Producer: Indian Ink

Director: Justin Lewis

Writers: Justin Lewis & Jacob Rajan

Musical Director: Josh Clark

Starring: Justin Rogers, Catherine Yates, Tessa Rao

Featuring: Mosaic Choir

Clarence St Theatre, 16-18 May 2024

 

For 26 years, Indian Ink has been garnering critical acclaim with their original plays entertaining more than 500,000 people and winning a swag of awards along the way. Their latest offering “Dirty Work” opened to a packed Clarence St Theatre last night.


Written by Justin Lewis and Jacob Rajan, Dirty Work is set in the Sisyphus office the offshoot of an Indian-based company. The cleaner Joy (Catherine Yates) arrives to tidy up the cubicles, followed by manager Neil (Justin Rogers), 2IC Zara (Tessa Rao), and a full compliment of office staff. Herein lies the cleverness of the work, all 30-odd staff members were actually a local Hamilton choir, in this case the Mosaic Choir. Although the vocalists had learned eight songs in preparation, they were none the wiser to the play that was about to unfold in which they were supporting characters.


In a bad start to the day, all the computers except for Neil’s are missing. CEO of Sisyphus VJ Kumari zooms in to instruct Neil and the team to prepare an extraordinary number of financial reports. Neil is completely out of his depth and does not have the nous or knowledge to collate the information so Zara attempts to take charge. Through all of this, dim-witted Joy has a personal issue to resolve and is forever in the way. In an unfortunate turn of events, Joy ends up on a zoom call with Mr Kumari and the whole debacle really starts to ramp up notch by notch.



As Joy, Yates was a delight. She gave a believable insight into the world of a cleaner struggling to make ends meet. There was an uncomfortableness in watching her storyline play out however it was utterly compelling.

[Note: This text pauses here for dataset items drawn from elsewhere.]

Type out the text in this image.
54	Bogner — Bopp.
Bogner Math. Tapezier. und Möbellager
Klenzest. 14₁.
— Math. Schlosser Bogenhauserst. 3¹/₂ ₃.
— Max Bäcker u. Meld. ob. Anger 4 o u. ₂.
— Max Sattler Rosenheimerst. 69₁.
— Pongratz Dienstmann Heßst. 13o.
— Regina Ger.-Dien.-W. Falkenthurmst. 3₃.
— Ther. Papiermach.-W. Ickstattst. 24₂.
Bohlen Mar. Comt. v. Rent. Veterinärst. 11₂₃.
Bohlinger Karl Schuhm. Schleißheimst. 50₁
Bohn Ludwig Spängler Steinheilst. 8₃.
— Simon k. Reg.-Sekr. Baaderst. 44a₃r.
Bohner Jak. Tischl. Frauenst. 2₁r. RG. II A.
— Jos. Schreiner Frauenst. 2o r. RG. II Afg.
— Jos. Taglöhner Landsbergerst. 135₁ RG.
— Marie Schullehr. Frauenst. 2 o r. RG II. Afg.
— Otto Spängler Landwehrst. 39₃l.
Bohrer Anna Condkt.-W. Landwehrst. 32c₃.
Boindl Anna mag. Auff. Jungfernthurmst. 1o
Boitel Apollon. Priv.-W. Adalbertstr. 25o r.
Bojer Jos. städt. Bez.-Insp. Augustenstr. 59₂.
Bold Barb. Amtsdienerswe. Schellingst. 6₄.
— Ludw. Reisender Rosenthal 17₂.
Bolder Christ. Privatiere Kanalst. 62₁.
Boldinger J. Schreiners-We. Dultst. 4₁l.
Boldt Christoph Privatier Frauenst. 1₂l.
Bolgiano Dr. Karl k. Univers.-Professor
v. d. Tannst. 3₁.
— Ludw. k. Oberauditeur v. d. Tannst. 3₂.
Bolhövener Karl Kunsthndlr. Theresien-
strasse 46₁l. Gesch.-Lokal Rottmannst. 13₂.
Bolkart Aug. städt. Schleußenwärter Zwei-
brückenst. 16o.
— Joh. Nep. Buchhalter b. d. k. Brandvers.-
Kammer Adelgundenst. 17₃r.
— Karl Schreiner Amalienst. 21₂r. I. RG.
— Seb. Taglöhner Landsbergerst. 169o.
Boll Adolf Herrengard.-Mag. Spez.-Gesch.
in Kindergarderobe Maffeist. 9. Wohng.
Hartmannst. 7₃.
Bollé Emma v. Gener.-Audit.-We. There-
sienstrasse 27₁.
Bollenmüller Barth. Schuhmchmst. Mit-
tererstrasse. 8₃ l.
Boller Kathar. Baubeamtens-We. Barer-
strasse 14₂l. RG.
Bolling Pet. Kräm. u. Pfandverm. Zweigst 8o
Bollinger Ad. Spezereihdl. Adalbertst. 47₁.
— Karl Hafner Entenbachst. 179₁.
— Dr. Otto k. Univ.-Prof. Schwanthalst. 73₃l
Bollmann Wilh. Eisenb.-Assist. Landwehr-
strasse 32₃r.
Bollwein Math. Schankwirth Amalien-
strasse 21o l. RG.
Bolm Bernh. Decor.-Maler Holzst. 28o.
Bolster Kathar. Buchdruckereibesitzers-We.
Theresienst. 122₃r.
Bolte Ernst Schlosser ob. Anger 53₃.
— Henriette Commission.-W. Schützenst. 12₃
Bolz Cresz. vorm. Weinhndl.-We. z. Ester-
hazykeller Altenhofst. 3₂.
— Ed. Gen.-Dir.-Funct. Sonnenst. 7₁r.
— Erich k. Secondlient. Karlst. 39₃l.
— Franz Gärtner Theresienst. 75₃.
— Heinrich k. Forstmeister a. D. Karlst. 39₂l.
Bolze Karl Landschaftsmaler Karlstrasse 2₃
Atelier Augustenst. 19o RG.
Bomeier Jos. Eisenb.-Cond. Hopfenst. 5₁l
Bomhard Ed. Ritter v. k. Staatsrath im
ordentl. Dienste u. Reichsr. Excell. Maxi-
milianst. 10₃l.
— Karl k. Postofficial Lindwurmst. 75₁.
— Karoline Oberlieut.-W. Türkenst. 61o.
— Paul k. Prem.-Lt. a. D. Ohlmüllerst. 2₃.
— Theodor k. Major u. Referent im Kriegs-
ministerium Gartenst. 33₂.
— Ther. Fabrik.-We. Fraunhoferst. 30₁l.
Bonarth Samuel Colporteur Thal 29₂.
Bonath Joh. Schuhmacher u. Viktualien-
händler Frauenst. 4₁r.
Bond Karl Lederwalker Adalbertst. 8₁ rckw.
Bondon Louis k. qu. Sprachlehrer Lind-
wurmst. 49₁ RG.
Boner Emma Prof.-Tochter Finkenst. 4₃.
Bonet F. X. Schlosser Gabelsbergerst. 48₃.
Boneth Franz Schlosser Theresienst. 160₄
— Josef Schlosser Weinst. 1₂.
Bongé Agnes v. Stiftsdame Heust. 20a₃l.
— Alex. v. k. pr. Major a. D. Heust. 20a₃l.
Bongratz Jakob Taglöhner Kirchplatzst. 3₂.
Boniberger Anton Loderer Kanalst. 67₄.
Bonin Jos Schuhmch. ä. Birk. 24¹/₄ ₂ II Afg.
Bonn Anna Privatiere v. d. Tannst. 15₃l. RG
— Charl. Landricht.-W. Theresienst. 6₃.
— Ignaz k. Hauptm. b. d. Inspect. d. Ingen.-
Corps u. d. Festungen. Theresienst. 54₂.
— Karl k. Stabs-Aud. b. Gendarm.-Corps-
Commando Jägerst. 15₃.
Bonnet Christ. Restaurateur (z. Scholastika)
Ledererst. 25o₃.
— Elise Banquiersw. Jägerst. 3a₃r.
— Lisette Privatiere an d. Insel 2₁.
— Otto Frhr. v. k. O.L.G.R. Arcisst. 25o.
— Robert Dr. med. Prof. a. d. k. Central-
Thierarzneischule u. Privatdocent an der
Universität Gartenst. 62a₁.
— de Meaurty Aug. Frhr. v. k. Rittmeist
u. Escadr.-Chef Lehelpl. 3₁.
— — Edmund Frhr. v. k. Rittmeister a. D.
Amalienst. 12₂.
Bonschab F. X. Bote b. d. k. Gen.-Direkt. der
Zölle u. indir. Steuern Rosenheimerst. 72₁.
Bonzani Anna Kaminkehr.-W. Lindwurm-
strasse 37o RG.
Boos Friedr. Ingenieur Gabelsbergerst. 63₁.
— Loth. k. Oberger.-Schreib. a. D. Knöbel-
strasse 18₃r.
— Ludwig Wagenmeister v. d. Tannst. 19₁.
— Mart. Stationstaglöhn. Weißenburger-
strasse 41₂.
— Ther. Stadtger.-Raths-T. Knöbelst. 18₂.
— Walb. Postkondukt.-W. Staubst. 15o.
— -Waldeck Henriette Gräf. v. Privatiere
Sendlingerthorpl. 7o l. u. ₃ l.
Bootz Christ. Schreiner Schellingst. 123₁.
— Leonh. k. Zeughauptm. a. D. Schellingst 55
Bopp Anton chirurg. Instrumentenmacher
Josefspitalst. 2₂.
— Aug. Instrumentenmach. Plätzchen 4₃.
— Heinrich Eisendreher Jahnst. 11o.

As chaos ensued, Rogers physical comedy became more astonishing and absurd. His continual run ins with colleagues and a problem with Joy’s vacuum cleaner had the audience howling with delight.


The characters of Joy and Zara were polar opposites and a strong performance was required to cement this juxtaposition. Rao was a fantastic choice for Zara and played the confident, worldly, critical and occasionally sensitive role exceptionally well.


Members of the Mosaic Choir ran with the gags and provided wonderful harmonies across an extensive range of music from Puccini’s “Humming Chorus” to Lorde’s “Royals”. Inadvertently they also embodied somewhat dazed office workers as they followed along with prompting from the core cast, never entirely sure what was going to happen next.


Like cleaning, entertainment is a tough job but someone’s got to do it. Justin Lewis and Jacob Rajan’s clever script anchored by a splendid cast and supported by a talented choir ensured that Dirty Work was as neat as a pin, tidily wrapped up within 80 minutes.